In many ways the ungraspable fluidity of music – the fact that dwelling too long on one musical moment fatally impairs your apprehension of the next – is a Buddhist teaching. Alles vergeht. And music is the supreme articulation of that. Live music that is. CD recordings allow us to rewind, replay and pause but a live concert performance has a unique transience that can be sublime.
Last night was the 5 piano semi-finalists and that live quality was much in evidence. Late teenagers sitting infront of the piano with all the raw emotion and self-consciousness of late teenagers. That electric energy working at or through their perfomance.
Then a tiny little 11-year-old, Benjamin Grosvenor, trotted on, balanced himself on the piano stool and began to play.
It was almost spooky to hear the beauty of expression and tone that this 11-year-old magicked out of the keyboard. It was as if he was channelling Horowitz or Glenn Gould.

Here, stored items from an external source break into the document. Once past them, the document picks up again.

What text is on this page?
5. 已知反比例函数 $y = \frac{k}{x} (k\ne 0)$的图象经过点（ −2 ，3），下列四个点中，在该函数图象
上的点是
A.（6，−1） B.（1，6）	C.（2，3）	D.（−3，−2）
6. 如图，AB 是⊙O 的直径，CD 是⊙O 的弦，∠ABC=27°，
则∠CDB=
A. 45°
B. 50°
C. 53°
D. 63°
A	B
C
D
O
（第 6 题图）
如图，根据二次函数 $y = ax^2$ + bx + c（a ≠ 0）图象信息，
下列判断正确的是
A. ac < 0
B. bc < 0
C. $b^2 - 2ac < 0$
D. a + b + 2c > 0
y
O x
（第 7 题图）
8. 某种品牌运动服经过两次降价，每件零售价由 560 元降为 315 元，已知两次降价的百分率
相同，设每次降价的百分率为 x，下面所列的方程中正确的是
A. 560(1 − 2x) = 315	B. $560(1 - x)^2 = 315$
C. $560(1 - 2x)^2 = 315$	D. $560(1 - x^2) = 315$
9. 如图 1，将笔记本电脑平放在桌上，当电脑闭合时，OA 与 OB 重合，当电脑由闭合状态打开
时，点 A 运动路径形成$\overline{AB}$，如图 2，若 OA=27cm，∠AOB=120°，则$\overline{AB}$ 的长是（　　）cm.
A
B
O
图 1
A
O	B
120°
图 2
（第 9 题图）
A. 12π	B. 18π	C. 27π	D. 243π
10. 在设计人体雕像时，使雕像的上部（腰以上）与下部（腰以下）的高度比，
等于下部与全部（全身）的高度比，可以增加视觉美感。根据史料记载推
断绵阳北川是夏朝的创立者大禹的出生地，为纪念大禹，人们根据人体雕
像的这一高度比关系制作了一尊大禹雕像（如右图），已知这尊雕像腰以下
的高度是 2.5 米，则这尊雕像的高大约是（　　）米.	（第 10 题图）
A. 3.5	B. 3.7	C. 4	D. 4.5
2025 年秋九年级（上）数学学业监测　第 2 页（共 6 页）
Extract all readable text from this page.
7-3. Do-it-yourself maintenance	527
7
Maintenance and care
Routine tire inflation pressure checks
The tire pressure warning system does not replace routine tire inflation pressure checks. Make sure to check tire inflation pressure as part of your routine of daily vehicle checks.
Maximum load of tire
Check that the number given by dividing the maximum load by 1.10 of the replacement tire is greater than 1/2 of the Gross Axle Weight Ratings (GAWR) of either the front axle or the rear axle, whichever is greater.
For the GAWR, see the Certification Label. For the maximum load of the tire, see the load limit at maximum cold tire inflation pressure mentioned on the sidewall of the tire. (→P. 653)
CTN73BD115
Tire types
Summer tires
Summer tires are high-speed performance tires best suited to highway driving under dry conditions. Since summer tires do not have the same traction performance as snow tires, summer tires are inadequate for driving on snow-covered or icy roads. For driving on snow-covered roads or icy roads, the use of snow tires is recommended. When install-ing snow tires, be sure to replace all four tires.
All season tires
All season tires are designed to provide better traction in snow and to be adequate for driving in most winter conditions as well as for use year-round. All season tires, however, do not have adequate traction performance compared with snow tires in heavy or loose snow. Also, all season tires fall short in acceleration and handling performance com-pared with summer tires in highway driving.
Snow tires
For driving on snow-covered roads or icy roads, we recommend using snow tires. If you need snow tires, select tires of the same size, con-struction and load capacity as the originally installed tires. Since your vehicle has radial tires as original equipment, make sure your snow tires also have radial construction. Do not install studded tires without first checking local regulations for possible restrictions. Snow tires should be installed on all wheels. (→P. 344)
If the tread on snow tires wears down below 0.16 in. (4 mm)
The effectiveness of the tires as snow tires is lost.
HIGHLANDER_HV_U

Such a tiny chap with a mop of badly cut hair and thick Clark shoes. And yet he played like a fully adult man in full possession of the finest, maturest sensibilities. In fact, the contrast between the maturity of the music and his physical immaturity felt almost unnatural. As if he was infact a 40-year-old man shrunk to dwarfish size.
Not only did he play exquisitely well, he (or his teacher) had exquisitly apposite taste. He chose technically athletic Scarlatti sonatas and a beautifully lyrical piece by Balakirev, But most extraordinary was a set of Five Bagatelles by the Australian composer Carl Vine.
Rolf Hind, the chairman of the jury, told me afterwards that Vine’s pieces are extremely exacting to play and that the last, beautiful movement was written by Vine as an elegy to AIDS victims in Australian. All the other competitors ended their recitals with barnstorming virtuoso pieces, but Bejamin played out with this excoriatingly beautiful pianissimo work which suspended breath and dilated souls.
When Daniel Barenboim was 11 he played for Fuertwangler and was invited to leave Tel Aviv and study with the great conductor in Berlin. (His parents declined.) I think I saw another Barenboim in the making last night. An extraordinary, almost supernatural talent.